En effet, aujourd'hui, pour tout dossier déposé, l'équipe pluridisciplinaire est censée analyser l'ensemble des droits auxquels la personne pourrait prétendre même si la demande ne porte que sur un élément. Cette logique répond toutefois à l'objectif de lutter contre le non-recours : la remettre en cause pourrait présenter plus d'effets pervers que d'effets bénéfiques.

Enfin, interrogée par la commission des affaires sociales et le groupe d'études handicap du Sénat sur l'enjeu de la simplification des démarches en MDPH72(*), la ministre déléguée chargée de l'autonomie et du handicap a annoncé la mise en place imminente d'une « task force ». Celle-ci sera chargée d'élaborer une série de propositions pour alléger la structure du formulaire de demande et, éventuellement, simplifier certains circuits de décision.

b) Vers une meilleure information des usagers

La CNSA met en place des mesures pour améliorer l'information du public et faciliter leurs démarches. Elle a notamment contribué à la mise en place du site internet « Mon Parcours Handicap », porté par la Caisse des dépôts et consignations, qui centralise l'information relative aux droits des personnes en situation de handicap. Elle a également conçu des documents faciles à lire et à comprendre (Falc) mis à la disposition des MDPH.

À plus petite échelle, certaines MDPH entreprennent également une démarche qualité auprès de leurs usagers. D'après les données fournies par la CNSA, vingt-deux d'entre elles ont mis en place un comité des usagers afin de prendre en compte l'avis et l'expérience des personnes dans leurs projets.

c) Une coopération territoriale à encourager

L'enjeu de la simplification est également porté par la structuration du service public départemental de l'autonomie (SPDA). D'après les informations fournies par la CNSA aux rapporteures, le cahier des charges national du SPDA, qui décrit les attendus des services publics, doit permettre de définir un cadre commun à tous les acteurs de proximité. Des activités sont également prévues pour mettre en oeuvre des objectifs en matière d'accueil, d'information et de mise en relation.

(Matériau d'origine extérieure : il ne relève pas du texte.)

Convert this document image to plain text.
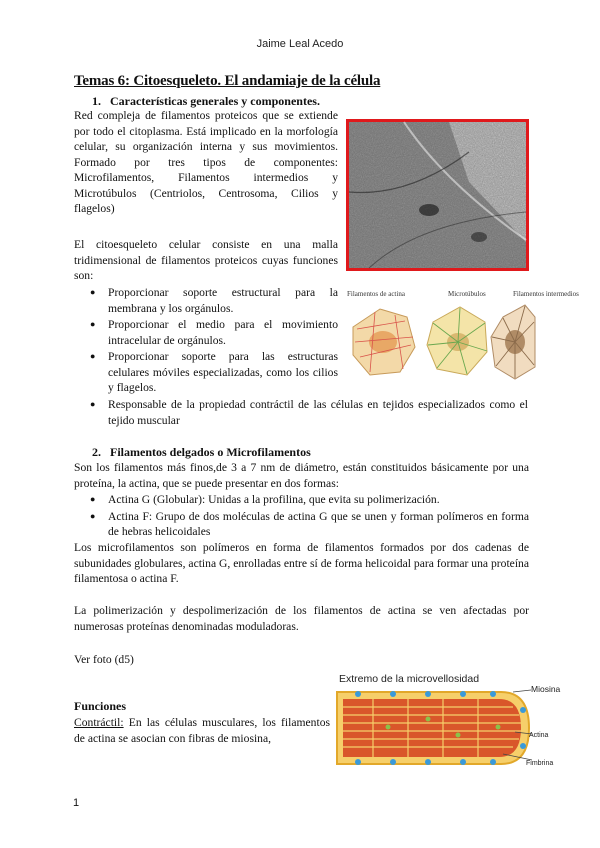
Jaime Leal Acedo
Temas 6: Citoesqueleto. El andamiaje de la célula
1.   Características generales y componentes.
Red compleja de filamentos proteicos que se extiende por todo el citoplasma. Está implicado en la morfología celular, su organización interna y sus movimientos. Formado por tres tipos de componentes: Microfilamentos, Filamentos intermedios y Microtúbulos (Centriolos, Centrosoma, Cilios y flagelos)
El citoesqueleto celular consiste en una malla tridimensional de filamentos proteicos cuyas funciones son:
● Proporcionar soporte estructural para la membrana y los orgánulos.
● Proporcionar el medio para el movimiento intracelular de orgánulos.
● Proporcionar soporte para las estructuras celulares móviles especializadas, como los cilios y flagelos.
● Responsable de la propiedad contráctil de las células en tejidos especializados como el tejido muscular
Filamentos de actina	Microtúbulos	Filamentos intermedios
2.   Filamentos delgados o Microfilamentos
Son los filamentos más finos,de 3 a 7 nm de diámetro, están constituidos básicamente por una proteína, la actina, que se puede presentar en dos formas:
● Actina G (Globular): Unidas a la profilina, que evita su polimerización.
● Actina F: Grupo de dos moléculas de actina G que se unen y forman polímeros en forma de hebras helicoidales
Los microfilamentos son polímeros en forma de filamentos formados por dos cadenas de subunidades globulares, actina G, enrolladas entre sí de forma helicoidal para formar una proteína filamentosa o actina F.
La polimerización y despolimerización de los filamentos de actina se ven afectadas por numerosas proteínas denominadas moduladoras.
Ver foto (d5)
Funciones
Contráctil: En las células musculares, los filamentos de actina se asocian con fibras de miosina,
Extremo de la microvellosidad
Miosina
Actina
Fimbrina
1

Lors des auditions, les associations ont également souligné l'importance de l'accessibilité de l'ensemble des services publics. Il est en effet essentiel que l'ensemble des acteurs de droit commun que sont les mairies, les centres communaux d'action sociale, les maisons France services et les caisses de sécurité sociale jouent leur rôle d'information de premier niveau et ne renvoient pas systématiquement les usagers en situation de handicap vers les MDPH.

Enfin, si la coopération territoriale doit être encouragée, il convient d'éviter l'empilement des dispositifs. Plusieurs MDPH ont évoqué cette problématique dans le questionnaire qui leur a été adressé par les rapporteures. Elles soulignent la complexité de l'écosystème du handicap et s'interrogent sur la multiplication des dispositifs. Les MDPH sont par exemple chargées de la réponse accompagnée pour tous (RAPT) qui vise à éviter de laisser des personnes sans solution, tandis qu'en parallèle, les Communautés 360 et le dispositif Assistance au parcours de vie (APV) ont été créés avec la même finalité.

Proposition n° 12 : Simplifier le formulaire de demande et les notifications de droits.


* 68 Décret n° 2018-1222 du 24 décembre 2018 portant diverses mesures de simplification dans le champ du handicap.

* 69 Décret n° 2021-1394 du 27 octobre 2021 relatif à la durée d'attribution de la prestation de compensation du handicap.

* 70 Décret n° 2018-1294 du 27 décembre 2018 relatif à l'allocation d'éducation de l'enfant handicapé.

* 71 Décret n° 2019-1501 du 30 décembre 2019 relatif à la prorogation de droits sans limitation de durée pour les personnes handicapées.

* 72 Audition de Mme Charlotte Parmentier-Lecocq du mardi 28 janvier 2025.